5. Private Small Group Plan
Another option small group shave is to purchase a private small group plan. In comparison to the SHOP, here you can find many more options and carriers you can choose from. The problem with the SHOP is that some states only offer 1 – 2 plans you can opt for, which is not enough in some cases, so this could be a good alternative. However, there are some problems here as well.
First, the selection here can be quite limited since some insurers choose not to sell directly. Next, you are responsible for all the paperwork included, from yearly open enrollment periods, eligibility, initial enrollments, billing, claims, etc. This makes it not so efficient. Lastly, you may even miss on a better plan because you’re not an expert in the field. The terminology can get confusing at times, which means you can end up with a purchasing mistake.

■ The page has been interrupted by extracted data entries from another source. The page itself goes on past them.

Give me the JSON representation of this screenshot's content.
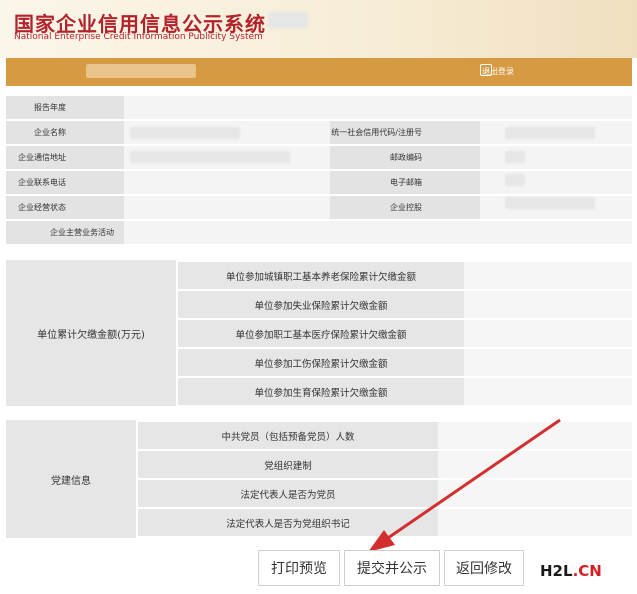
{
  "header": {
    "title": "国家企业信用信息公示系统",
    "subtitle": "National Enterprise Credit Information Publicity System"
  },
  "topbar": {
    "logout": "退出登录"
  },
  "basic_info": {
    "report_year": "报告年度",
    "company_name": "企业名称",
    "credit_code": "统一社会信用代码/注册号",
    "address": "企业通信地址",
    "postcode": "邮政编码",
    "phone": "企业联系电话",
    "email": "电子邮箱",
    "status": "企业经营状态",
    "shareholding": "企业控股",
    "main_business": "企业主营业务活动"
  },
  "arrears": {
    "group_label": "单位累计欠缴金额(万元)",
    "items": [
      "单位参加城镇职工基本养老保险累计欠缴金额",
      "单位参加失业保险累计欠缴金额",
      "单位参加职工基本医疗保险累计欠缴金额",
      "单位参加工伤保险累计欠缴金额",
      "单位参加生育保险累计欠缴金额"
    ]
  },
  "party": {
    "group_label": "党建信息",
    "items": [
      "中共党员（包括预备党员）人数",
      "党组织建制",
      "法定代表人是否为党员",
      "法定代表人是否为党组织书记"
    ]
  },
  "buttons": {
    "print": "打印预览",
    "submit": "提交并公示",
    "back": "返回修改"
  },
  "watermark": {
    "left": "H2L",
    "right": ".CN"
  },
  "colors": {
    "brand_red": "#b3232c",
    "bar": "#d69a42",
    "arrow": "#d32f2f"
  }
}
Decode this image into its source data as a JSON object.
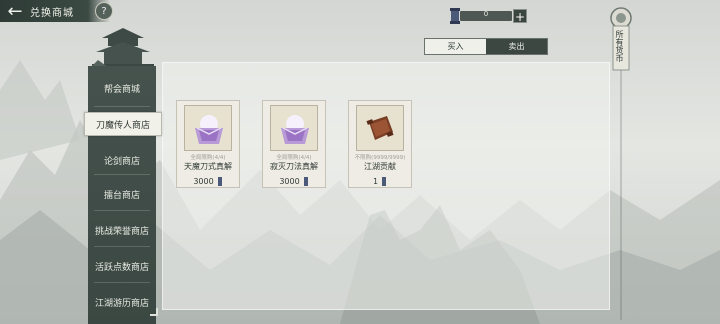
{
  "header": {
    "title": "兑换商城",
    "help_label": "?"
  },
  "currency": {
    "icon": "scroll-token-icon",
    "value": "0",
    "add_label": "+"
  },
  "trade_toggle": {
    "buy": "买入",
    "sell": "卖出",
    "selected": "buy"
  },
  "side_scroll": {
    "text": "所有货币"
  },
  "sidebar": {
    "items": [
      {
        "label": "帮会商城",
        "active": false
      },
      {
        "label": "刀魔传人商店",
        "active": true
      },
      {
        "label": "论剑商店",
        "active": false
      },
      {
        "label": "擂台商店",
        "active": false
      },
      {
        "label": "挑战荣誉商店",
        "active": false
      },
      {
        "label": "活跃点数商店",
        "active": false
      },
      {
        "label": "江湖游历商店",
        "active": false
      }
    ]
  },
  "items": [
    {
      "name": "天魔刀式真解",
      "limit": "全局限购(4/4)",
      "price": "3000",
      "icon": "purple-scroll-icon"
    },
    {
      "name": "寂灭刀法真解",
      "limit": "全局限购(4/4)",
      "price": "3000",
      "icon": "purple-scroll-icon"
    },
    {
      "name": "江湖贡献",
      "limit": "不限购(9999/9999)",
      "price": "1",
      "icon": "brown-scroll-icon"
    }
  ],
  "colors": {
    "sidebar_bg": "#3f4b46",
    "active_tab_bg": "#f2f1e9",
    "panel_bg": "#eef0ec"
  }
}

We also need to talk separately about the health insurance options for solo entrepreneurs, besides the small business ones. In this case, most likely you will have to purchase individual health insurance. Luckily, there are plenty of resources available online that can help you choose the best plan for you.
From your position as an individual, you just need to take care of your own health needs (or those of your dependents, if that’s the case). While you check out various plans, you should keep in mind the following:
- Your own medical practitioner habits – how often do you get a checkup? How often do you visit a generalist/specialist?

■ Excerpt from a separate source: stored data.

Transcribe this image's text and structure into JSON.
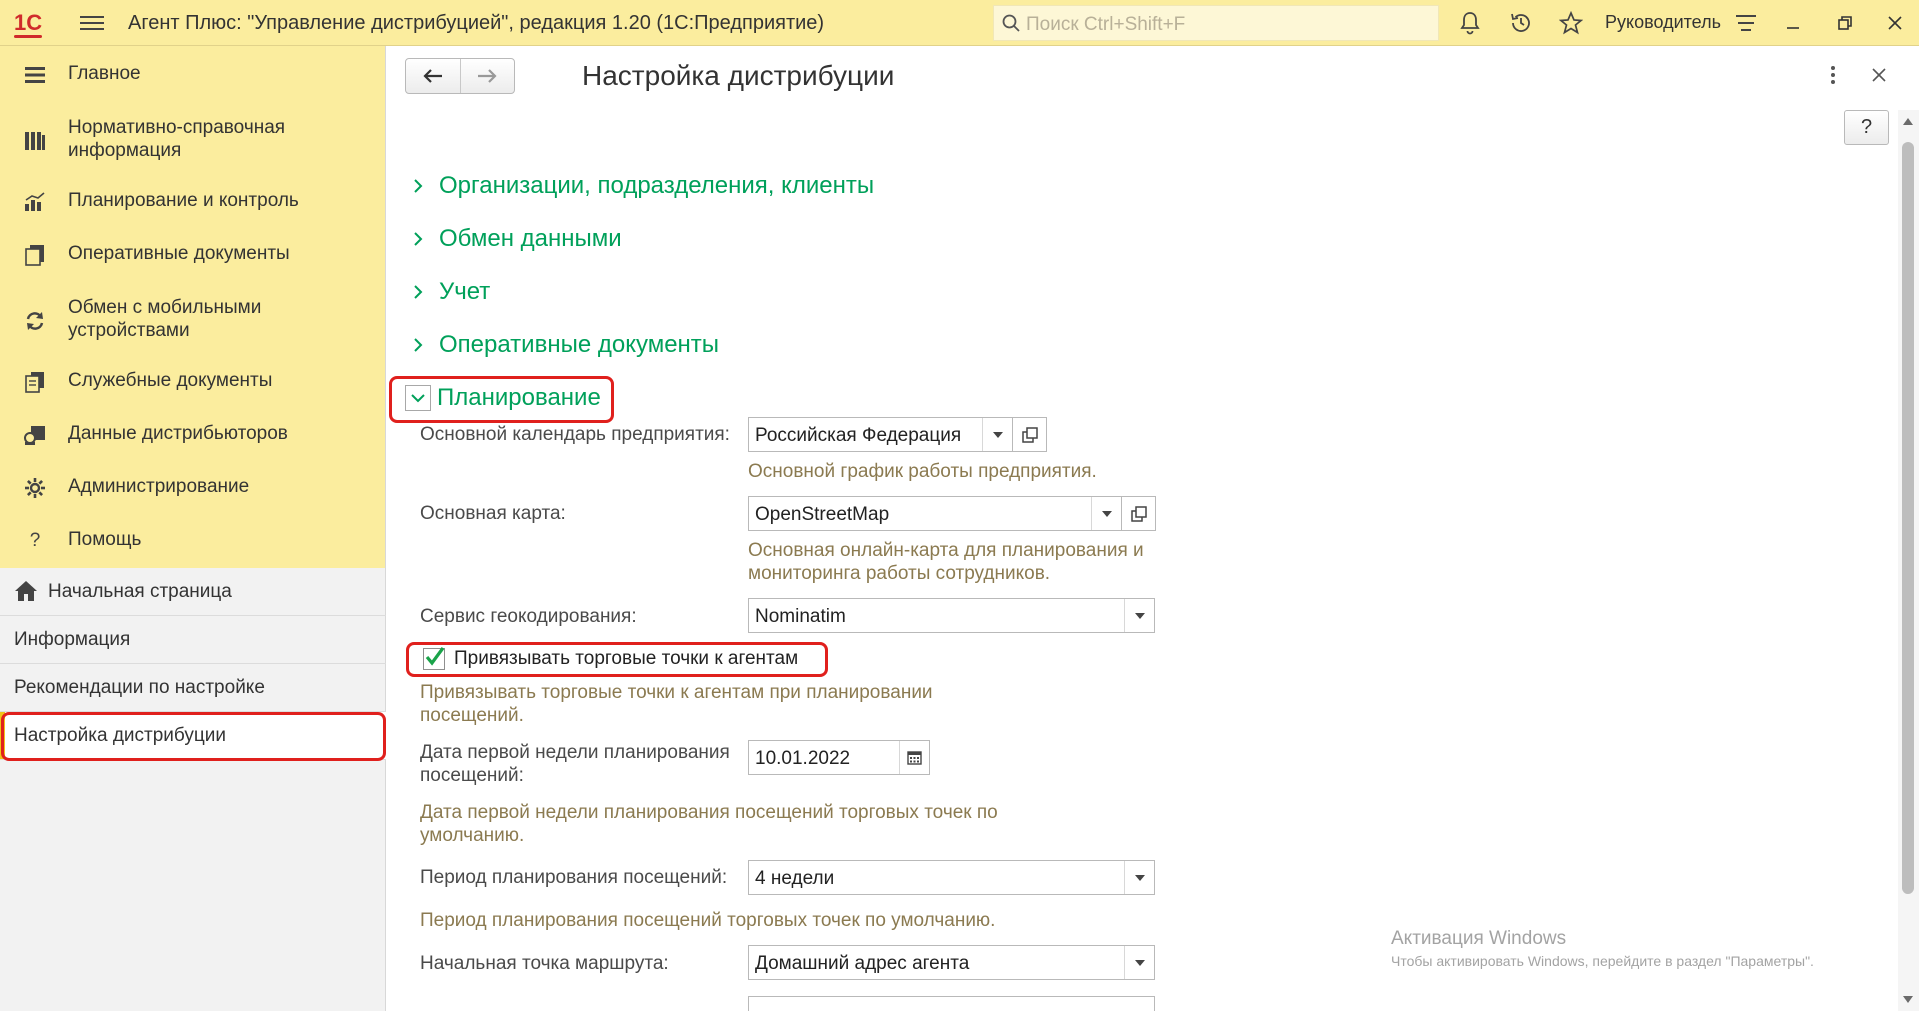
{
  "titlebar": {
    "logo": "1С",
    "app_title": "Агент Плюс: \"Управление дистрибуцией\", редакция 1.20  (1С:Предприятие)",
    "search_placeholder": "Поиск Ctrl+Shift+F",
    "user": "Руководитель"
  },
  "sidebar": {
    "sections": [
      {
        "label": "Главное",
        "icon": "list-icon"
      },
      {
        "label": "Нормативно-справочная информация",
        "icon": "reference-books-icon"
      },
      {
        "label": "Планирование и контроль",
        "icon": "bar-chart-icon"
      },
      {
        "label": "Оперативные документы",
        "icon": "documents-icon"
      },
      {
        "label": "Обмен с мобильными устройствами",
        "icon": "sync-icon"
      },
      {
        "label": "Служебные документы",
        "icon": "service-docs-icon"
      },
      {
        "label": "Данные дистрибьюторов",
        "icon": "distributors-icon"
      },
      {
        "label": "Администрирование",
        "icon": "gear-icon"
      },
      {
        "label": "Помощь",
        "icon": "help-icon"
      }
    ],
    "nav": [
      {
        "label": "Начальная страница",
        "icon": "home-icon"
      },
      {
        "label": "Информация"
      },
      {
        "label": "Рекомендации по настройке"
      },
      {
        "label": "Настройка дистрибуции",
        "active": true
      }
    ]
  },
  "main": {
    "title": "Настройка дистрибуции",
    "help_label": "?",
    "groups": [
      {
        "label": "Организации, подразделения, клиенты",
        "expanded": false
      },
      {
        "label": "Обмен данными",
        "expanded": false
      },
      {
        "label": "Учет",
        "expanded": false
      },
      {
        "label": "Оперативные документы",
        "expanded": false
      },
      {
        "label": "Планирование",
        "expanded": true
      }
    ],
    "planning": {
      "calendar_label": "Основной календарь предприятия:",
      "calendar_value": "Российская Федерация",
      "calendar_hint": "Основной график работы предприятия.",
      "map_label": "Основная карта:",
      "map_value": "OpenStreetMap",
      "map_hint_1": "Основная онлайн-карта для планирования и",
      "map_hint_2": "мониторинга работы сотрудников.",
      "geocoding_label": "Сервис геокодирования:",
      "geocoding_value": "Nominatim",
      "bind_outlets_label": "Привязывать торговые точки к агентам",
      "bind_outlets_checked": true,
      "bind_outlets_hint_1": "Привязывать торговые точки к агентам при планировании",
      "bind_outlets_hint_2": "посещений.",
      "first_week_label_1": "Дата первой недели планирования",
      "first_week_label_2": "посещений:",
      "first_week_value": "10.01.2022",
      "first_week_hint_1": "Дата первой недели планирования посещений торговых точек по",
      "first_week_hint_2": "умолчанию.",
      "period_label": "Период планирования посещений:",
      "period_value": "4 недели",
      "period_hint": "Период планирования посещений торговых точек по умолчанию.",
      "start_point_label": "Начальная точка маршрута:",
      "start_point_value": "Домашний адрес агента"
    }
  },
  "watermark": {
    "title": "Активация Windows",
    "subtitle": "Чтобы активировать Windows, перейдите в раздел \"Параметры\"."
  },
  "colors": {
    "titlebar_bg": "#fbed9e",
    "group_green": "#00a05a",
    "hint_brown": "#8b7a50",
    "highlight_red": "#e0201d",
    "checkbox_green": "#1aa34a"
  }
}
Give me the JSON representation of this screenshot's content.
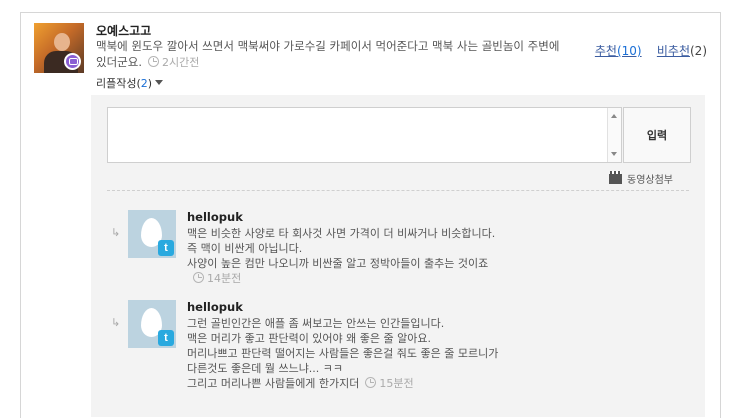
{
  "comment": {
    "author": "오예스고고",
    "text": "맥북에 윈도우 깔아서 쓰면서 맥북써야 가로수길 카페이서 먹어준다고 맥북 사는 골빈놈이 주변에 있더군요.",
    "time": "2시간전",
    "upvote_label": "추천",
    "upvote_count": "(10)",
    "downvote_label": "비추천",
    "downvote_count": "(2)",
    "reply_label": "리플작성",
    "reply_count": "2",
    "reply_open": "(",
    "reply_close": ")"
  },
  "reply_form": {
    "submit_label": "입력",
    "video_attach_label": "동영상첨부"
  },
  "replies": [
    {
      "author": "hellopuk",
      "lines": [
        "맥은 비슷한 사양로 타 회사것 사면 가격이 더 비싸거나 비슷합니다.",
        "즉 맥이 비싼게 아닙니다.",
        "사양이 높은 컴만 나오니까 비싼줄 알고 정박아들이 출추는 것이죠"
      ],
      "time": "14분전"
    },
    {
      "author": "hellopuk",
      "lines": [
        "그런 골빈인간은 애플 좀 써보고는 안쓰는 인간들입니다.",
        "맥은 머리가 좋고 판단력이 있어야 왜 좋은 줄 알아요.",
        "머리나쁘고 판단력 떨어지는 사람들은 좋은걸 줘도 좋은 줄 모르니가",
        "다른것도 좋은데 뭘 쓰느냐... ㅋㅋ",
        "그리고 머리나쁜 사람들에게 한가지더"
      ],
      "time": "15분전"
    }
  ],
  "icons": {
    "reply_arrow": "↳",
    "twitter_glyph": "t"
  }
}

- Personal and family medical history;
- Any prescription medicine you need.
While most small businesses usually choose the small group healthcare because the risks spread out among both employer and employees, this isn’t a good option for you as an individual. For this reason, many states offer the small group insurance only for groups of 2 or more people. Despite this, there are still states that let ‘groups of one’ to be eligible for the small business health insurance. This is a good idea, especially if you can’t find any affordable individual option or if you have a chronic condition. The best thing to do is to check what are the rules in your state and see what’s the best option for you.
To draw a conclusion, you can see there are plenty of options when it comes to health insurance for small business. However, it can be quite complicated to choose the one that suits best your situation, which is why you need to do some serious research before deciding.